Ohne Erfolg macht das Zulassungsvorbringen weiter geltend, das Verwaltungsgericht habe gegen die richterliche Hinweispflicht nach § 86 Abs. 3 VwGO verstoßen, indem es nicht darauf hingewiesen hat, dass es auf den klägerischen Antrag hin keinen Beweis erheben wird. Daran ändert auch das Hinweisersuchen des Klägers in seinem Schriftsatz vom 24. Februar 2021 nichts, sollten weitere Darlegungen und Glaubhaftmachungen aus Sicht des Gerichts erforderlich sein.
Die Hinweispflicht konkretisiert den Anspruch auf Gewährung rechtlichen Gehörs und zielt mit dieser Funktion insbesondere auf die Vermeidung von Überraschungsentscheidungen (vgl. BVerwG, B.v. 29.1.2010 – 5 B 21.09 – juris Rn. 18). Ein hiergegen verstoßendes Verhalten des Gerichts läge aber nur vor, wenn es einen bis dahin nicht erörterten rechtlichen oder tatsächlichen Gesichtspunkt zur Grundlage seiner Entscheidung gemacht und damit dem Rechtsstreit eine Wendung gegeben hätte, mit welcher der unterlegene Beteiligte nach dem bisherigen Verlauf des Verfahrens nicht zu rechnen brauchte. Ansonsten besteht im Grundsatz keine Pflicht des Gerichts, den Beteiligten seine Auffassung jeweils vor dem Ergehen einer Entscheidung zu offenbaren (vgl. BVerfG, B.v. 5.11.1986 – 1 BvR 706/85 – juris Rn. 15), weil sich die tatsächliche und rechtliche Würdigung regelmäßig erst aufgrund der abschließenden Beratung ergibt (vgl. BVerwG, B.v. 29.1.2010 a.a.O. m.w.N.; BayVGH, B.v. 15.2.2021 – 3 ZB 20.774 – juris Rn. 38).
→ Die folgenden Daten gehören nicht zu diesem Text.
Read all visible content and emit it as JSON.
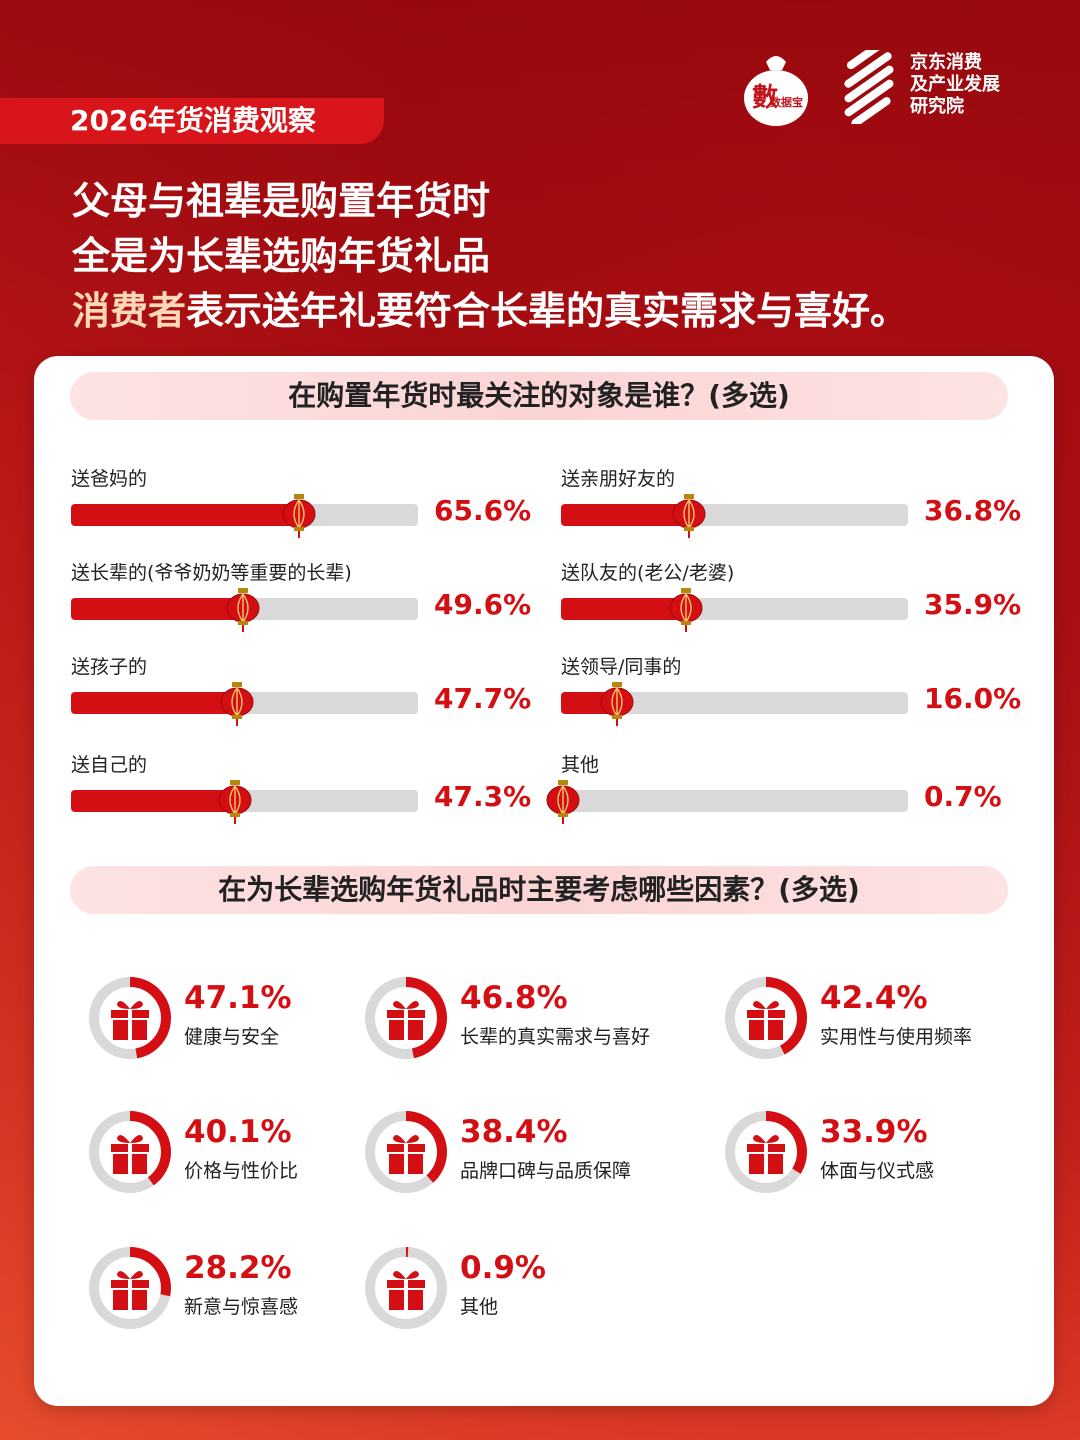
{
  "header": {
    "tag": "2026年货消费观察",
    "logo_badge": "数据宝",
    "org_line1": "京东消费",
    "org_line2": "及产业发展",
    "org_line3": "研究院",
    "headline_line1": "父母与祖辈是购置年货时",
    "headline_line2": "全是为长辈选购年货礼品",
    "headline_line3_highlight": "消费者",
    "headline_line3_rest": "表示送年礼要符合长辈的真实需求与喜好。"
  },
  "colors": {
    "accent": "#d40f14",
    "track": "#d9d9d9",
    "title_bg": "#fde3e3"
  },
  "chart_data": [
    {
      "type": "bar",
      "title": "在购置年货时最关注的对象是谁？(多选)",
      "unit": "%",
      "xlim": [
        0,
        100
      ],
      "categories": [
        "送爸妈的",
        "送长辈的(爷爷奶奶等重要的长辈)",
        "送孩子的",
        "送自己的",
        "送亲朋好友的",
        "送队友的(老公/老婆)",
        "送领导/同事的",
        "其他"
      ],
      "values": [
        65.6,
        49.6,
        47.7,
        47.3,
        36.8,
        35.9,
        16.0,
        0.7
      ],
      "labels": [
        "65.6%",
        "49.6%",
        "47.7%",
        "47.3%",
        "36.8%",
        "35.9%",
        "16.0%",
        "0.7%"
      ]
    },
    {
      "type": "pie",
      "title": "在为长辈选购年货礼品时主要考虑哪些因素？(多选)",
      "unit": "%",
      "categories": [
        "健康与安全",
        "长辈的真实需求与喜好",
        "实用性与使用频率",
        "价格与性价比",
        "品牌口碑与品质保障",
        "体面与仪式感",
        "新意与惊喜感",
        "其他"
      ],
      "values": [
        47.1,
        46.8,
        42.4,
        40.1,
        38.4,
        33.9,
        28.2,
        0.9
      ],
      "labels": [
        "47.1%",
        "46.8%",
        "42.4%",
        "40.1%",
        "38.4%",
        "33.9%",
        "28.2%",
        "0.9%"
      ]
    }
  ]
}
Gemessen daran liegt keine Überraschungsentscheidung vor, die den Kläger in seinem rechtlichen Gehör nach Art. 103 Abs. 1 GG verletzen würde. Es ist schon nicht ersichtlich, dass der im Klageverfahren von Anbeginn an anwaltlich vertretene Kläger angesichts eines unterlassenen förmlichen Beweisantrags nach § 86 Abs. 3 VwGO eines entsprechenden Hinweises bedurft hätte. Der Kläger musste vielmehr damit rechnen, dass das Verwaltungsgericht keine weiteren Beweise mehr erheben wird. Denn es hat den Vortrag des Klägers weder in der mündlichen Verhandlung noch zuvor zum Anlass einer weiteren Beweiserhebung genommen. Auch in der mündlichen Verhandlung machte der Vorsitzende selbst nach eigenen Angaben in der Zulassungsbegründung (S. 12) deutlich, „die Angelegenheit für entscheidungsreif“ zu halten.
2. Die Kostenentscheidung folgt aus § 154 Abs. 2 VwGO. Die Streitwertfestsetzung beruht auf § 47 Abs. 1, § 52 Abs. 2 GKG.
3. Mit diesem nach § 152 Abs. 1 VwGO unanfechtbaren Beschluss wird das Urteil des Verwaltungsgerichts rechtskräftig (§ 124a Abs. 5 Satz 4 VwGO).